Chemical structure of propofol (2,6‐diisopropylphenol).

Figure 2

Schematic model providing a possible explanation for the neuroprotective effects of propofol. Following acute cerebral injury, excessive release and reduced glial uptake of glutamate activates NMDA receptors and produces a sustained influx of Ca²⁺ in neurons.
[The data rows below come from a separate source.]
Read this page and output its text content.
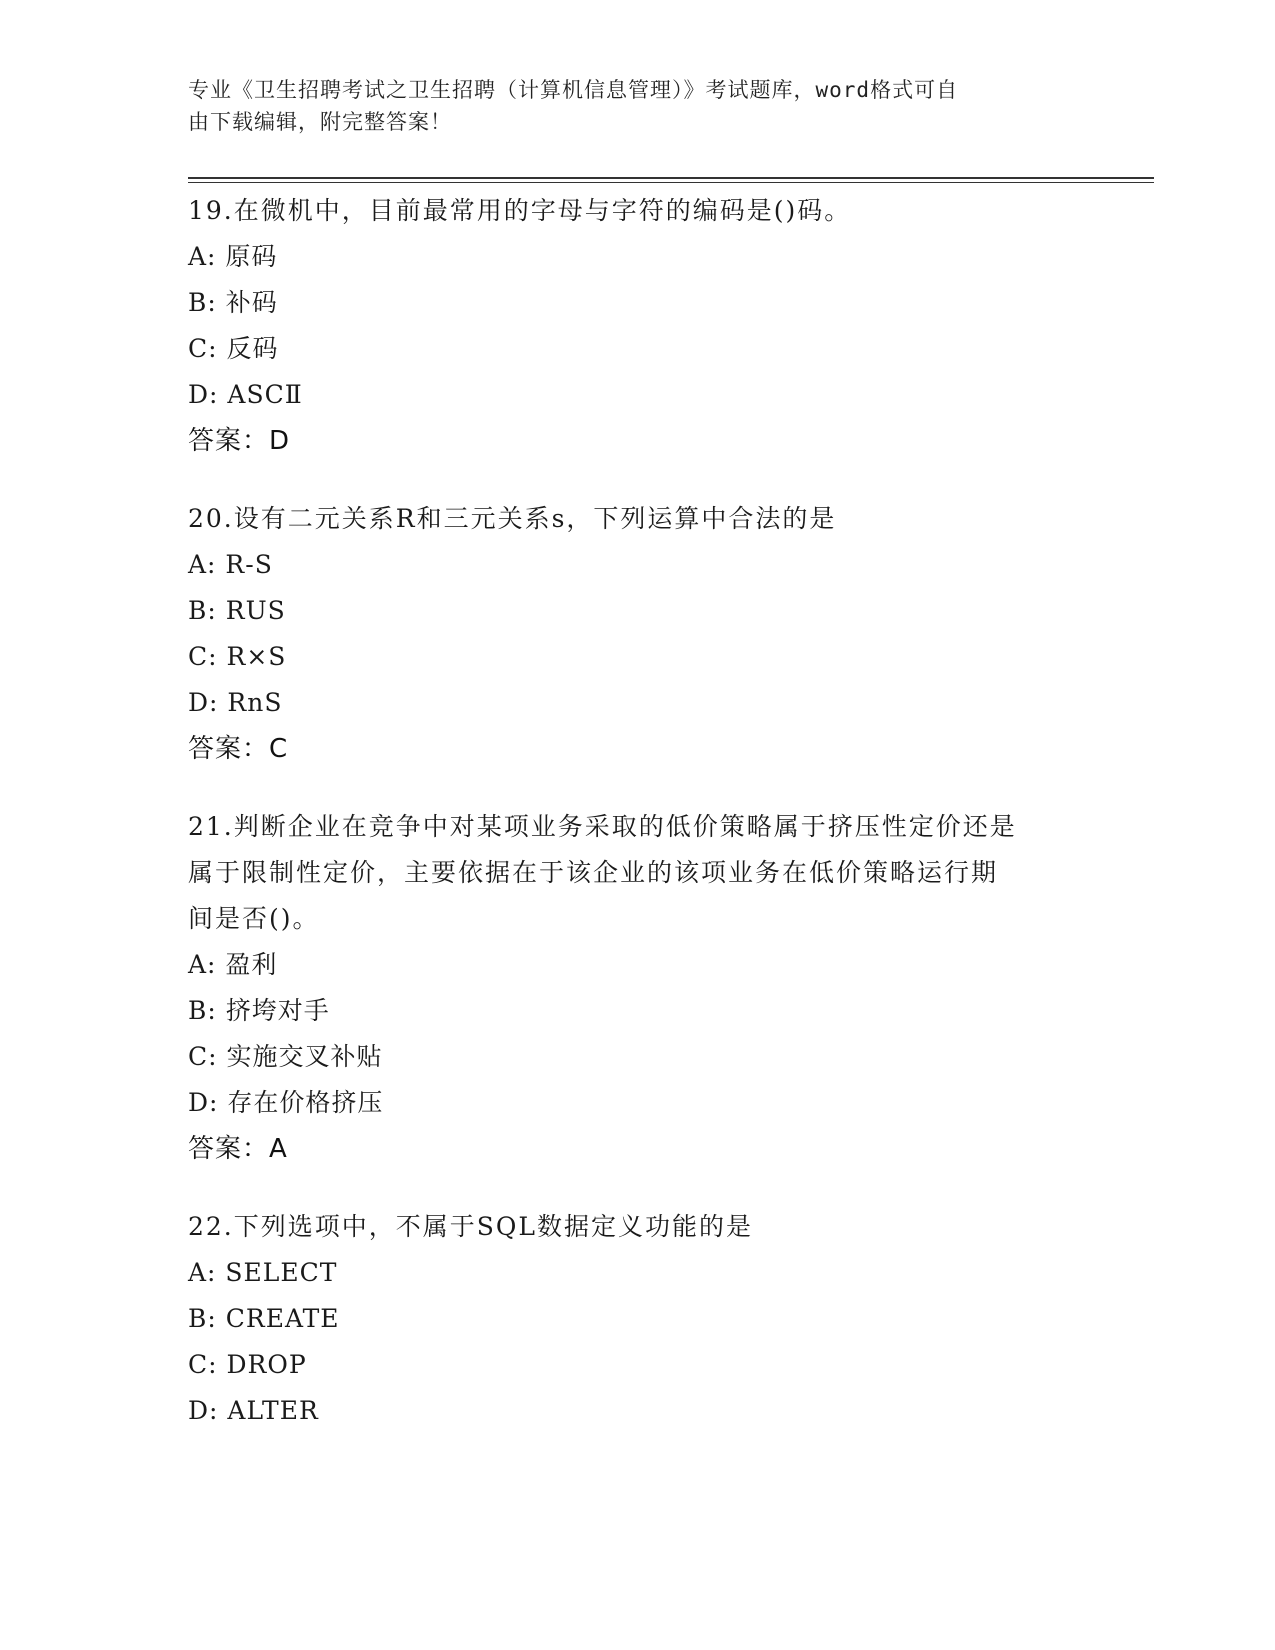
专业《卫生招聘考试之卫生招聘（计算机信息管理）》考试题库，word格式可自
由下载编辑，附完整答案！
19.在微机中，目前最常用的字母与字符的编码是()码。
A: 原码
B: 补码
C: 反码
D: ASCⅡ
答案：D
20.设有二元关系R和三元关系s，下列运算中合法的是
A: R-S
B: RUS
C: R×S
D: RnS
答案：C
21.判断企业在竞争中对某项业务采取的低价策略属于挤压性定价还是
属于限制性定价，主要依据在于该企业的该项业务在低价策略运行期
间是否()。
A: 盈利
B: 挤垮对手
C: 实施交叉补贴
D: 存在价格挤压
答案：A
22.下列选项中，不属于SQL数据定义功能的是
A: SELECT
B: CREATE
C: DROP
D: ALTER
The rapid buildup of intracellular Ca²⁺ promotes the deleterious formation of reactive oxygen species (ROS) and lipid peroxidation and, on the other hand, leads to the opening of the mitochondrial membrane permeability transition pore (MPTP), release of cytochrome C (Cyt‐C) into the cytosol, and apoptotic cell death. Propofol can interfere with these toxic mechanisms at many levels: (1) by directly activating GABA_A receptors, thus potentiating the inhibitory effects of GABA on excitatory postsynaptic neurons and on glutamate release; (2) by inibiting the fatty acid amide hydrolase (FAAH), thereby increasing the levels of endocannabinoids like anandamide (AEA) and their action on presynaptic CB1 receptors that exert an inhibitory control on glutamate release; (3) by preventing the inhibitory effects of ROS on astrocytic high‐affinity glutamate transporters (EAAT) and on the Na⁺/H⁺ exchanger (NHE1) that regulates intracellular pH and the efficiency of EAAT; (4) by increasing the expression of the antioxidant enzyme heme oxygenase 1 (HO‐1) in astrocytes; (5) by preventing mitochondrial swelling caused by acute overload of Ca²⁺; (6) by preventing the elevation of the proapoptotic factor Bax and increasing the concentrations of the antiapoptotic factor Bcl‐2; and (7) by directly scavenging ROS and inhibiting lipid peroxidation.Other abbreviations: AA = arachidonic acid; Eth = ethanolamine; PE = phosphatidylethanolamine.